I want to use the immigration issue as an example of a much more invested issue.  Real lives are at stake.  Mexico and the rest of Central America has been the hot political issue for some time.  It seems odd to say, but it is really about a boundary.  If you live north of the boundary, you are American.  You don’t belong to us.  You don’t speak our language.  But wait a minute.  There are plenty of Americans who natively speak Spanish and they are one of us.  The complexity of the issue becomes apparent.  Perhaps it is not really about a river or a line in the land.  That is simply the “boundary.”
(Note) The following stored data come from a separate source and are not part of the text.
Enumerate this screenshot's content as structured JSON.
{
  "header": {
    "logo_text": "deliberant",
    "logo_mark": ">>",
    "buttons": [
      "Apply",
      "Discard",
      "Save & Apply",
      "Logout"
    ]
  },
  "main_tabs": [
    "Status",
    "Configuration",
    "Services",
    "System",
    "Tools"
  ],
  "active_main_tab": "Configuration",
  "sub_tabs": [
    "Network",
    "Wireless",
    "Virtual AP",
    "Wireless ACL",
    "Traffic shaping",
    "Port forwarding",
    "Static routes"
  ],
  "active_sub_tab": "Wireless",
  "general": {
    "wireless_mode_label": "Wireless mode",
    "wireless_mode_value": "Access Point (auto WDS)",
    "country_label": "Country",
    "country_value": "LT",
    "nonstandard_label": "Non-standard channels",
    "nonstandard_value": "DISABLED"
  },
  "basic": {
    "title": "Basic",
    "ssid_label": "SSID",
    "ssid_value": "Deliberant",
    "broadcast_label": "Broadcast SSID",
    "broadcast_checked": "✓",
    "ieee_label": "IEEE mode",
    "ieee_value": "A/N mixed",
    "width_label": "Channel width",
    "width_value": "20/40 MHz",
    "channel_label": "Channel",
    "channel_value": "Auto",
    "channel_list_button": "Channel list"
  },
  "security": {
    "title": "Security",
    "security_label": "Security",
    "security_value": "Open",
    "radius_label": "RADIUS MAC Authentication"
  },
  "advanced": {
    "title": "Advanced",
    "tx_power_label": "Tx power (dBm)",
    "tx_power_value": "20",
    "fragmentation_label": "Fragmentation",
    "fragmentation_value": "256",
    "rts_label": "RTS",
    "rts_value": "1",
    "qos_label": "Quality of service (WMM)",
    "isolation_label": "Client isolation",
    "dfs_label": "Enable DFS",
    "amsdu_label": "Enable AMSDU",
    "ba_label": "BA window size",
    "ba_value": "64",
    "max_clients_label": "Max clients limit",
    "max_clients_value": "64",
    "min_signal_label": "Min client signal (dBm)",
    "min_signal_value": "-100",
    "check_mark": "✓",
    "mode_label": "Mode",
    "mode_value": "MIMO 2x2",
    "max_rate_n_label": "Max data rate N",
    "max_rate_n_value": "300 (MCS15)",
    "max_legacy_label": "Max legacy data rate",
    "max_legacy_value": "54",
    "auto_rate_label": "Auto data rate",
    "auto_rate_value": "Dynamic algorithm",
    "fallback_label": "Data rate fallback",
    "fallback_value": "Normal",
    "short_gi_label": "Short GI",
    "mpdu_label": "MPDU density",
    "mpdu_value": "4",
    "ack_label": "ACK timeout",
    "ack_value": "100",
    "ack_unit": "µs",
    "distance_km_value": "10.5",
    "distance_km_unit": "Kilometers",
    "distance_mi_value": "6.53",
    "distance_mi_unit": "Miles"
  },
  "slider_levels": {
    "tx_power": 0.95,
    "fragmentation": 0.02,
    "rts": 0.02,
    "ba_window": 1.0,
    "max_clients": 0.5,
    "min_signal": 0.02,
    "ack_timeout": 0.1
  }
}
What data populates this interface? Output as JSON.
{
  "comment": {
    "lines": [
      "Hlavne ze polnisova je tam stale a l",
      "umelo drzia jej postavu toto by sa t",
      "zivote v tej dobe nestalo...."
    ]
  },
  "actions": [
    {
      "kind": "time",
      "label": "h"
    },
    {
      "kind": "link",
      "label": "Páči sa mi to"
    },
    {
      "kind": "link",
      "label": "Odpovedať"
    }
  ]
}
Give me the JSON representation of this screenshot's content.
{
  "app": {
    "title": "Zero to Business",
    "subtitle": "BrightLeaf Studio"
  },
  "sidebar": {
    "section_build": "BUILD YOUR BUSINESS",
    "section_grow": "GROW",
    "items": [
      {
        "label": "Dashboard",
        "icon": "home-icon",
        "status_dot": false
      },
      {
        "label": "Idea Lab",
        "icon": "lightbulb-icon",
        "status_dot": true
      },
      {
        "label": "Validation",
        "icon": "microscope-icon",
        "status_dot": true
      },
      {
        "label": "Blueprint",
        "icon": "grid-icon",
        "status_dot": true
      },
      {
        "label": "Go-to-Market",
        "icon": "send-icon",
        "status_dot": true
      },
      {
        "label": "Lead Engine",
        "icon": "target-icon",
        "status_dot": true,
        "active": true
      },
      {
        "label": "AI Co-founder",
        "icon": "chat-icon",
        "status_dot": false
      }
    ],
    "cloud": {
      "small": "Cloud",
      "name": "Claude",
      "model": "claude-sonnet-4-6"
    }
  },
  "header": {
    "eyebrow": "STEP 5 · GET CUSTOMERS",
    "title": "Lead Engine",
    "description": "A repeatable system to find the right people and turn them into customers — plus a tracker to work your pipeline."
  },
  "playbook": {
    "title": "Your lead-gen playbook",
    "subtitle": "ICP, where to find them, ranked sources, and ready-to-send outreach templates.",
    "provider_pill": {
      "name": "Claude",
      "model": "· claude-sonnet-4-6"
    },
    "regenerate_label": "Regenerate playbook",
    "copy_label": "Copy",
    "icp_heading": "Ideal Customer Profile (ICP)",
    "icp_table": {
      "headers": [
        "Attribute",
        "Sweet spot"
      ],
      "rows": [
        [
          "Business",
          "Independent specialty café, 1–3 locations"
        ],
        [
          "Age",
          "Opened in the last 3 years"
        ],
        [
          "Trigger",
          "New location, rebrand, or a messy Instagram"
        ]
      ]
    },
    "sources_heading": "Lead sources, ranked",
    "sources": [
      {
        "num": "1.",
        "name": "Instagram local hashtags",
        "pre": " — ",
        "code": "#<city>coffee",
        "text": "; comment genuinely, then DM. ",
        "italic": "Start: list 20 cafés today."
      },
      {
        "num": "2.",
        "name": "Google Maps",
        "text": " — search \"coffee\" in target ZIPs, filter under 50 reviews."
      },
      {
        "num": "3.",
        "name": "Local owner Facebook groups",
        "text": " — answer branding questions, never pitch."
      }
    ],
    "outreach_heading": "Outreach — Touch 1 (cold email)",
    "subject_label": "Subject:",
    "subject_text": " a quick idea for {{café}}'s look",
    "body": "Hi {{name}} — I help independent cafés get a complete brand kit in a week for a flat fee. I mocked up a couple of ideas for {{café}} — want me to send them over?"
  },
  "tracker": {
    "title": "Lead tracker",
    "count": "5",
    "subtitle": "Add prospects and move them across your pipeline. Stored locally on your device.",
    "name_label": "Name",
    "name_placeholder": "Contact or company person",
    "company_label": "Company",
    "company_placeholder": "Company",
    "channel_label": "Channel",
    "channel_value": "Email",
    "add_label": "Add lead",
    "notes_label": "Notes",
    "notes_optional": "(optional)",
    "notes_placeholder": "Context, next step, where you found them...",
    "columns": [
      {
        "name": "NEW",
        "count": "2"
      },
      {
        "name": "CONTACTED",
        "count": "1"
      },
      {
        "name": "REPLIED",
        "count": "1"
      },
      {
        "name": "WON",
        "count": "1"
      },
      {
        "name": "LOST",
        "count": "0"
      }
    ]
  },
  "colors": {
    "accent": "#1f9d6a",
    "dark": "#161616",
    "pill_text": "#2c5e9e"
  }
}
To drag God back into the picture says to me God surely cares about Americans.  But I am sure God also cares about Mexicans and all the other folks.  What if my primary identification were not national, but human and spiritual?  Seen this way, boundaries could disappear.  We surely think boundaries are important (and I will argue in another piece they are), but spiritually we need to be careful in deciding which ones are important and which ones mostly serve our self-interest.

I am not against self-interest; we all have self-interests---and appropriately.  But sometimes self-interest becomes selfishness.  Spiritually, that becomes a problem.  To be selfish flies in the face of what God created us to be and to do.  I take seriously those passages that talk about giving a second piece of clothing or going the second mile.  I am convinced God really meant it when we were asked to love our neighbor. 

Sometimes the neighbor is right across the state line.  Sometimes the neighbor is right across the river and may be pretty different than me.  I think God wants us to deal with the boundary issue from the perspective of love.